Daring to Remember: My Illegal Abortion Gave Me My Life Back

I was 19, a sophomore in college. An unintended pregnancy, the circumstances aren’t important. But I will say that when I told my sometime-lover he immediately dropped out of sight. I was left to figure it out on my own.

The gynecologist who examined me was unhelpful, referring obliquely to “some doctor someplace in Pennsylvania.” But that was all she could offer me. This was 1966. Abortion was illegal. Luckily, a good friend of mine had just had her abortion two weeks prior to this, so I had the name of a doctor. He was a pediatrician in West New York, New Jersey. My friend told me to tell him, when he asked if I knew how much it would cost, to say $400. That’s what she paid, and I’m assuming if I hadn’t quoted that amount it would have been much more. Back then, $400 was a huge amount, especially for a broke college student. I borrowed the money. It took me two years to pay it back.

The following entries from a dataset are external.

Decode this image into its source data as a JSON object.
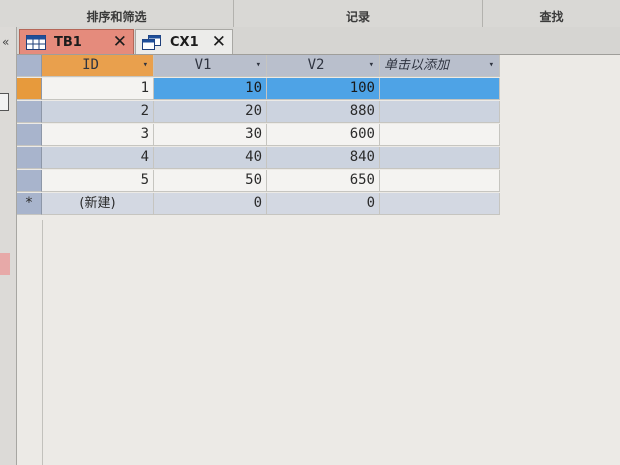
{
  "ribbon": {
    "groups": [
      "排序和筛选",
      "记录",
      "查找"
    ]
  },
  "nav": {
    "collapse_icon": "«"
  },
  "tabs": [
    {
      "label": "TB1",
      "icon": "table-icon",
      "close": "✕",
      "active": true
    },
    {
      "label": "CX1",
      "icon": "query-icon",
      "close": "✕",
      "active": false
    }
  ],
  "datasheet": {
    "columns": [
      "ID",
      "V1",
      "V2",
      "单击以添加"
    ],
    "dropdown_glyph": "▾",
    "rows": [
      {
        "ID": "1",
        "V1": "10",
        "V2": "100"
      },
      {
        "ID": "2",
        "V1": "20",
        "V2": "880"
      },
      {
        "ID": "3",
        "V1": "30",
        "V2": "600"
      },
      {
        "ID": "4",
        "V1": "40",
        "V2": "840"
      },
      {
        "ID": "5",
        "V1": "50",
        "V2": "650"
      }
    ],
    "new_row": {
      "marker": "*",
      "ID": "(新建)",
      "V1": "0",
      "V2": "0"
    }
  },
  "colors": {
    "active_tab": "#e58b7c",
    "selected_cell": "#4ea3e6",
    "header": "#b9bfcc",
    "selected_header": "#e9a04d"
  }
}
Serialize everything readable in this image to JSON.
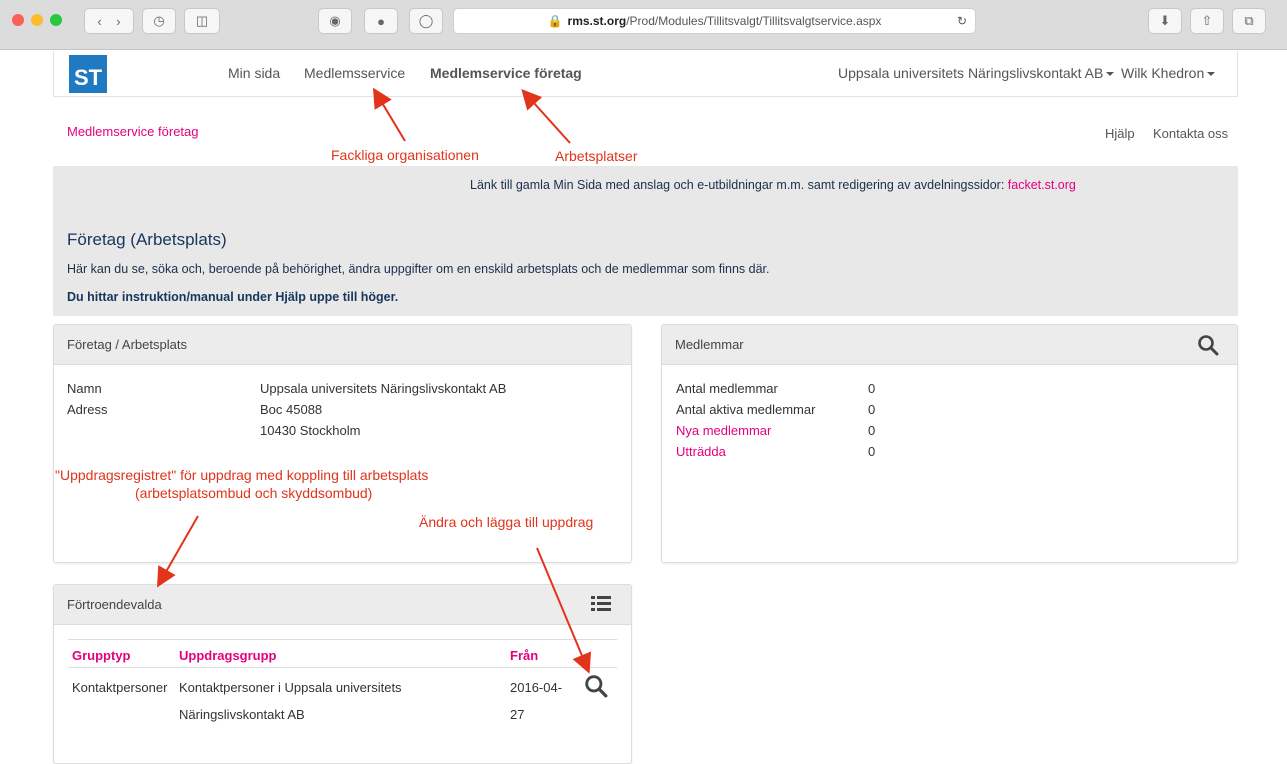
{
  "browser": {
    "url_host": "rms.st.org",
    "url_path": "/Prod/Modules/Tillitsvalgt/Tillitsvalgtservice.aspx"
  },
  "nav": {
    "logo": "ST",
    "items": [
      "Min sida",
      "Medlemsservice",
      "Medlemservice företag"
    ],
    "org_dropdown": "Uppsala universitets Näringslivskontakt AB",
    "user_dropdown": "Wilk Khedron"
  },
  "breadcrumb": "Medlemservice företag",
  "top_links": {
    "help": "Hjälp",
    "contact": "Kontakta oss"
  },
  "annotations": {
    "fackliga": "Fackliga organisationen",
    "arbetsplatser": "Arbetsplatser",
    "uppdrag_1": "\"Uppdragsregistret\" för uppdrag med koppling till arbetsplats",
    "uppdrag_2": "(arbetsplatsombud och skyddsombud)",
    "andra": "Ändra och lägga till uppdrag"
  },
  "banner": {
    "link_text": "Länk till gamla Min Sida med anslag och e-utbildningar m.m. samt redigering av avdelningssidor: ",
    "link_label": "facket.st.org",
    "title": "Företag (Arbetsplats)",
    "description": "Här kan du se, söka och, beroende på behörighet, ändra uppgifter om en enskild arbetsplats och de medlemmar som finns där.",
    "instruction": "Du hittar instruktion/manual under Hjälp uppe till höger."
  },
  "company_panel": {
    "title": "Företag / Arbetsplats",
    "name_label": "Namn",
    "name_value": "Uppsala universitets Näringslivskontakt AB",
    "address_label": "Adress",
    "address_line1": "Boc 45088",
    "address_line2": "10430 Stockholm"
  },
  "members_panel": {
    "title": "Medlemmar",
    "rows": [
      {
        "label": "Antal medlemmar",
        "value": "0"
      },
      {
        "label": "Antal aktiva medlemmar",
        "value": "0"
      },
      {
        "label": "Nya medlemmar",
        "value": "0"
      },
      {
        "label": "Utträdda",
        "value": "0"
      }
    ]
  },
  "trustees_panel": {
    "title": "Förtroendevalda",
    "columns": [
      "Grupptyp",
      "Uppdragsgrupp",
      "Från"
    ],
    "row": {
      "grupptyp": "Kontaktpersoner",
      "uppdragsgrupp_1": "Kontaktpersoner i Uppsala universitets",
      "uppdragsgrupp_2": "Näringslivskontakt AB",
      "fran_1": "2016-04-",
      "fran_2": "27"
    }
  }
}
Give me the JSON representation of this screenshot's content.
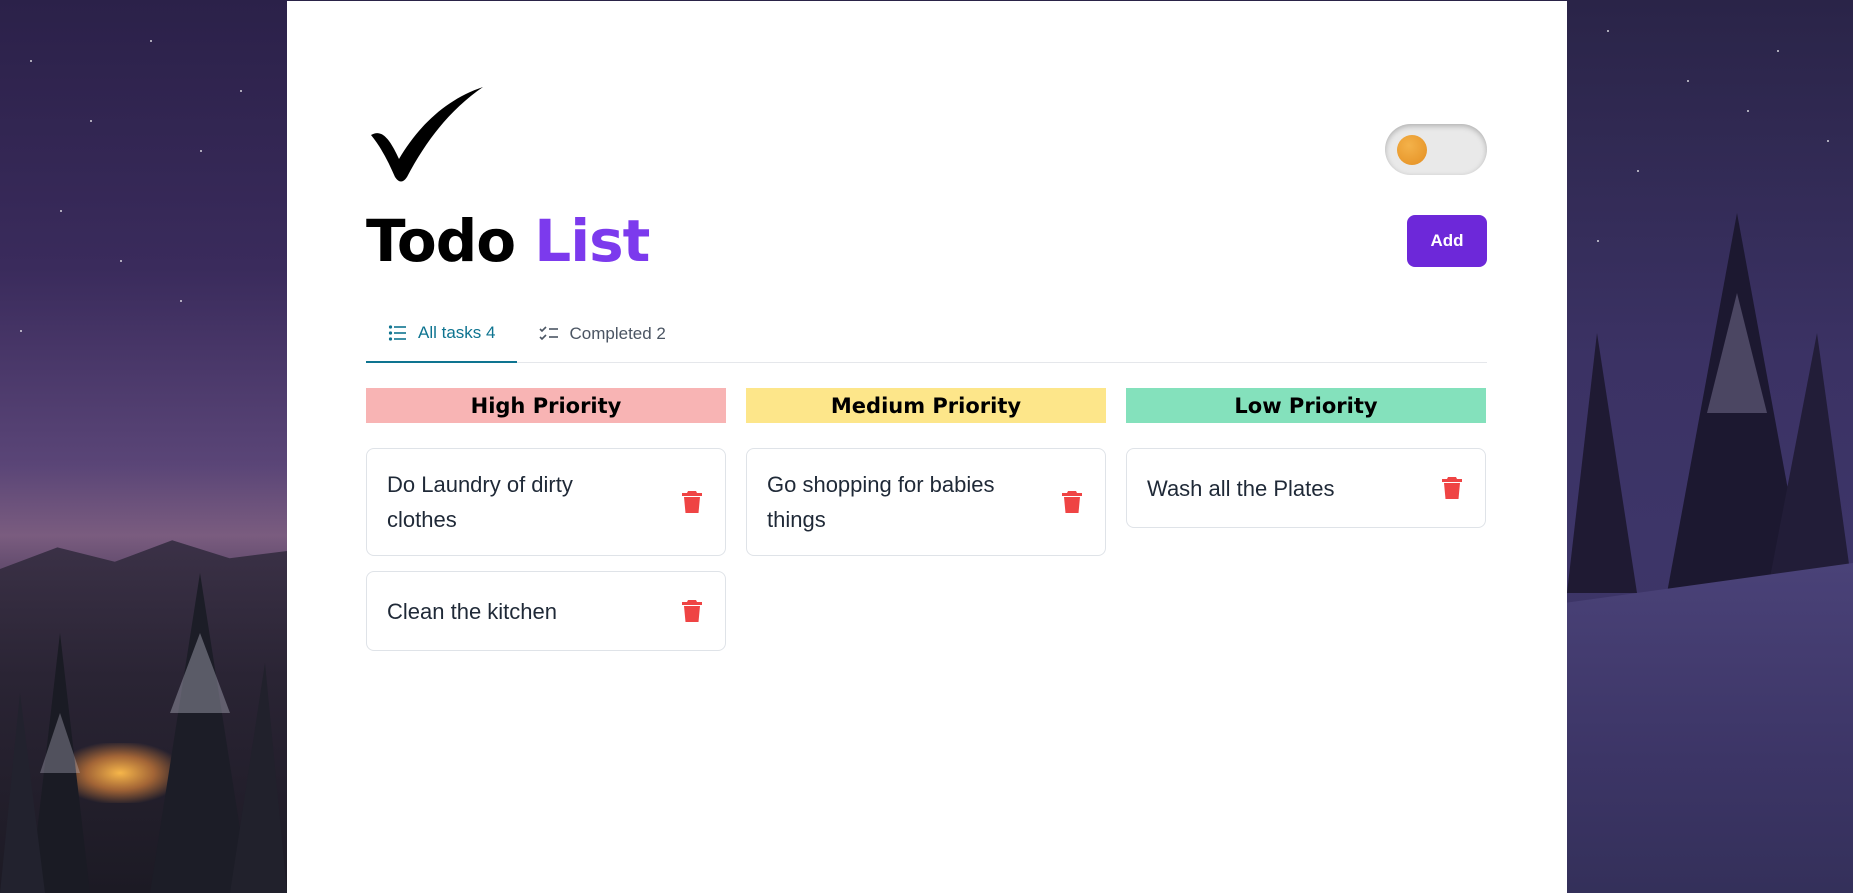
{
  "header": {
    "title_part1": "Todo",
    "title_part2": "List",
    "add_label": "Add",
    "theme_toggle": "off",
    "logo_icon": "checkmark-icon"
  },
  "tabs": [
    {
      "label": "All tasks 4",
      "icon": "list-icon",
      "active": true
    },
    {
      "label": "Completed 2",
      "icon": "checklist-icon",
      "active": false
    }
  ],
  "columns": [
    {
      "title": "High Priority",
      "color": "#f8b4b4",
      "tasks": [
        {
          "text": "Do Laundry of dirty clothes"
        },
        {
          "text": "Clean the kitchen"
        }
      ]
    },
    {
      "title": "Medium Priority",
      "color": "#fde68a",
      "tasks": [
        {
          "text": "Go shopping for babies things"
        }
      ]
    },
    {
      "title": "Low Priority",
      "color": "#84e1bc",
      "tasks": [
        {
          "text": "Wash all the Plates"
        }
      ]
    }
  ],
  "colors": {
    "accent": "#7c3aed",
    "button": "#6d28d9",
    "tab_active": "#0e7490",
    "delete_icon": "#ef4444"
  }
}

There was an initial visit to confirm the pregnancy, and then an appointment for the procedure the following week. I was told to come alone, and to make sure whoever brought me parked very far away. I was fortunate that I could confide in my mother, who drove me and waited for many hours in the car. (She later told me how fearful she was that if I died she’d never know the details, or even find my body.)

The waiting room was dark, the shades drawn. There were five of us: three college girls and two married women. One of the college girls was, like me, an urban hippie type. The other was a Christian cheerleader, a sorority “good girl” who told us she was probably the last person anyone would expect this to happen to. The married women, both already mothers, simply didn’t want to have any more children. We didn’t talk much as we waited—several hours, it turned out—for the doctor to arrive. I think this was one of his precautions to protect himself in case the police were watching his office.

After he arrived, we were taken one by one into the procedure room. I was lucky, in that the doctor was competent and kindly, with two nurses assisting him. (Several young women I knew had abortion experiences far more dangerous and life-threatening than mine. My mother confessed to me that she too had had an abortion, actually two abortions, and that one of the doctors, a sadist to be sure, said to her: “If you scream, I’ll stop.”)

I remember getting up on the operating table, shivering with fear, feeling trapped and scared, terrified of what was about to happen. My friend had warned me there would be no anesthetic, just an antibiotic shot to prevent infection. The procedure, a simple D&C, took around 30 minutes. It was extremely painful—the most pain I’ve ever experienced—and I tried not to scream. I recall whimpering the entire time and begging him to finish. One of the nurses held my hand throughout the ordeal, and when it was finally over the doctor kissed me on the cheek and told me I had been very brave.

I felt relief. Not regret. Not grief. Not loss. Not guilt. Just relief. My body, my life, had been returned to me. I was young and there was no reliable man in my life. I wasn’t ready to become a mother and have the arc of my life change into something I didn’t want. It was, simply, the wrong time.

When the circumstances were right, and I was a grown woman of 32, with a loving husband in a stable marriage, I chose to become pregnant. The birth of my wonderful daughter—a wanted child—was the most joyous event of my life. Her birth, her very existence, would not have happened but for my abortion 13 years earlier.